Pandan Kuih Kosui
This simple and much-loved kuih is particularly popular among Peranakan and Malay communities in Singapore and Malaysia. The abundance of pandan leaves in backyard gardens led to many recipes – both savoury and sweet – using this natural flavouring agent. Crowned with coconut topping – freshly grated, of course – this dessert is a taste of home!
Total time: 30 minutes
Yields: 7-8 pieces
A: Coconut Topping
50g freshly grated coconut, white
¼ teaspoon salt
50g tapioca starch
40g rice flour
15g sago flour
100g granulated sugar
C: Wet ingredients
25 fresh pandan leaves, washed and sliced finely
350 ml water
1 teaspoon alkaline water*
D: Cooking Oil for greasing
1 tablespoon corn oil
1.Extracting pandan juice: Place pandan leaves and water into a food processor. Pulse or blitz until leaves are finely chopped up.
Strain out liquid using a fine-mesh strainer. Alternatively, use a muslin bag to extract pandan juice. Discard pandan pulp.
Using a whisk or fork, mix in alkaline water and blend well. Set it aside. This is C ingredients.
2. Coconut topping: Combine both ingredients and steam for 10 minutes. Set aside to cool.

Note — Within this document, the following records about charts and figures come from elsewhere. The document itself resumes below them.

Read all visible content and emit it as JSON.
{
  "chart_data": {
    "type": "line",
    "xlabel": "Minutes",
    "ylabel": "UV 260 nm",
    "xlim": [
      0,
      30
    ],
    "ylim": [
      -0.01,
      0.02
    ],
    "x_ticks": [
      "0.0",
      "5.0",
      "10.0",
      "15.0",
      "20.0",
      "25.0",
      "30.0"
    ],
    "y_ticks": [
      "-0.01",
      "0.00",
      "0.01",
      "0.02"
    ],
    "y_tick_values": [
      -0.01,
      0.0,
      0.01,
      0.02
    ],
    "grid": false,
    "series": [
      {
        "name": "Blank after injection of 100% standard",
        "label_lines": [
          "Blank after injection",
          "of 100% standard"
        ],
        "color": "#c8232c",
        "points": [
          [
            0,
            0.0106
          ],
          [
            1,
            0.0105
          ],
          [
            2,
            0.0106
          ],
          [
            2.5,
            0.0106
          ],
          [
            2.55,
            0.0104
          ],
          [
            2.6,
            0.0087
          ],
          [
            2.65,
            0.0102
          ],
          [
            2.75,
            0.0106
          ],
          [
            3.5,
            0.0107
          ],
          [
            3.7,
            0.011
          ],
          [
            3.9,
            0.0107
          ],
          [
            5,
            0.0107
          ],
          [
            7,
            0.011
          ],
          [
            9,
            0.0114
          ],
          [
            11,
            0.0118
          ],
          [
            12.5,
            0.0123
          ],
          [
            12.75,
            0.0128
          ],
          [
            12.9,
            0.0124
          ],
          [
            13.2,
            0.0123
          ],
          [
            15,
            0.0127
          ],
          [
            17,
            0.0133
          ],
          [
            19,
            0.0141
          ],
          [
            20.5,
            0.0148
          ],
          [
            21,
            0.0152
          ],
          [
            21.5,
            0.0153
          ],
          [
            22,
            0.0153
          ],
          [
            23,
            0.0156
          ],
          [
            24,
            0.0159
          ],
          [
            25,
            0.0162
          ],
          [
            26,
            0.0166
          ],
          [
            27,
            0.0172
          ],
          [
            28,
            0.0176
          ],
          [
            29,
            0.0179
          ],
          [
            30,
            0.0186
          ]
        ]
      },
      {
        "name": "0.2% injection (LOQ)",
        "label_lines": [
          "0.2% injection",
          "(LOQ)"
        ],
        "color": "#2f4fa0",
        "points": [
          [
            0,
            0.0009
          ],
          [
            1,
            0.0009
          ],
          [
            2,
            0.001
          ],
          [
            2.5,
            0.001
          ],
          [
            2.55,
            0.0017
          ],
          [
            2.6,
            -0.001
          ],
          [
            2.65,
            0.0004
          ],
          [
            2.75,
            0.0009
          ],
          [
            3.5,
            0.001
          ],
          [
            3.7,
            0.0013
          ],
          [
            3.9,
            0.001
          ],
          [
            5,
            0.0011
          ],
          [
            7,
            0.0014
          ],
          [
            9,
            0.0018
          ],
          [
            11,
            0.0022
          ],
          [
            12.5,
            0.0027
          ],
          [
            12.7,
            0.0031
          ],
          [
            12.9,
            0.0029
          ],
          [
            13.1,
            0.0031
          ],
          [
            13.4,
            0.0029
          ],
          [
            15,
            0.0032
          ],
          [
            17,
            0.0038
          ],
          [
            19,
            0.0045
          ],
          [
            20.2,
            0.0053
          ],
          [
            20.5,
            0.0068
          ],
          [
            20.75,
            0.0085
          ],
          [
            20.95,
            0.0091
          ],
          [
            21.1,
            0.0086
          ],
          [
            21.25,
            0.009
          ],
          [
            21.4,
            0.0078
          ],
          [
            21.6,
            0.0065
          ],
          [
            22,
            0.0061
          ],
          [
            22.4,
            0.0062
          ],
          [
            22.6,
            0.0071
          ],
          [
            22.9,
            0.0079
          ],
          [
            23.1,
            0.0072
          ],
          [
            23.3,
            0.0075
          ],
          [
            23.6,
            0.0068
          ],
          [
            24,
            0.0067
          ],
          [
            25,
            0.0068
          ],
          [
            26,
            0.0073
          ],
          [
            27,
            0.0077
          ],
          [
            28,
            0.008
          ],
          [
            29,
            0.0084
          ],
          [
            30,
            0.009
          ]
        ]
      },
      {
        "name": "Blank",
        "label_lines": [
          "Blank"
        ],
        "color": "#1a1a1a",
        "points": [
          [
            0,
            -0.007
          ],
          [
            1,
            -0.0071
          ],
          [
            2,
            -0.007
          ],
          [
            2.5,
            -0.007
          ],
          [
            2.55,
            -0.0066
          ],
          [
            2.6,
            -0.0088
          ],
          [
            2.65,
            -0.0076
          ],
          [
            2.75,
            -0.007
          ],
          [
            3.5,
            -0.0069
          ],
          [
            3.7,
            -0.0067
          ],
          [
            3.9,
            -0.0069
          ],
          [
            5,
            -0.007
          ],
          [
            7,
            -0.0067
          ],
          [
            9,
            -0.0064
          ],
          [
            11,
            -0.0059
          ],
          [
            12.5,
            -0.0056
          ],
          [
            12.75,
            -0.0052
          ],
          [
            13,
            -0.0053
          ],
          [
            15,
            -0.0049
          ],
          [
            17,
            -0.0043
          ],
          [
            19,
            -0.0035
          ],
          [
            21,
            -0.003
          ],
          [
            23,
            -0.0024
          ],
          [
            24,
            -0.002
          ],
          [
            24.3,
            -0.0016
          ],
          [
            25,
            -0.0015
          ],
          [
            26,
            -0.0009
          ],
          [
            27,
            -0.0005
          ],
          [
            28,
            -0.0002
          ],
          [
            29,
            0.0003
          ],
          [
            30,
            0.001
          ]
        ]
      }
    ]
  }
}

3. Preparing batter: Combine tapioca, rice, sago flour and sugar in a medium mixing bowl. Using a spatula, gently fold into C ingredients until you get a smooth batter.
Using a strainer, strain batter to remove lumps if any.
4. Using a double-boiling method, gently simmer batter over low heat for 1-2 minutes until lightly thickened. Strain batter for a lump free smoother kuih.
5. Steaming: Fill up a steamer or wok with water reaching steaming rack. Heat water to boiling point. Reduce heat to medium high.
6. Using a pastry brush, lightly grease teacups (70ml) with oil. Place tea cups into steamer to preheat for 5 minutes. Lift wok or steamer cover gently to ensure no water droplets fall into cups.
7. Stir batter, then pour until each tea cup is ¾ full.
9. Steam for 15 minutes or until top of each kuih is set and firm to the touch and turns dark green. Allow kuih to cool down for 5 minutes.
10. To unmould kuih, insert a small rubber spatula into cup. Run it against the circumference of cup, then lift gently up.
11. Serve with coconut topping and Chinese tea.
TIP: Tea cups can be replaced with porcelain cups of 70ml capacity. Alternatively, pour batter into a glass container and steam until top of kuih sets much like agar agar or jelly – when cooked, it is firm to the touch.
NOTE: This kuih has a springy, bouncy texture which is attributed to tapioca starch. Rice flour is added for a softer and yielding bounce.
* Alkaline water: This is also called lye water (jian shui) or Chinese alkaline solution which contains baking soda and potassium carbonate. It is often used to make Chinese dumplings and noodles to add bounce to the dough.
TECHNIQUE: For a smooth texture, always stir batter before pouring it into cups. Fill tea cups with batter only when about to steam kuih. Preheat teacups after greasing – this is an essential step to warm cups up, making it easier to unmould cooked kuih as the oil coating prevents batter from sticking to the base of tea cups.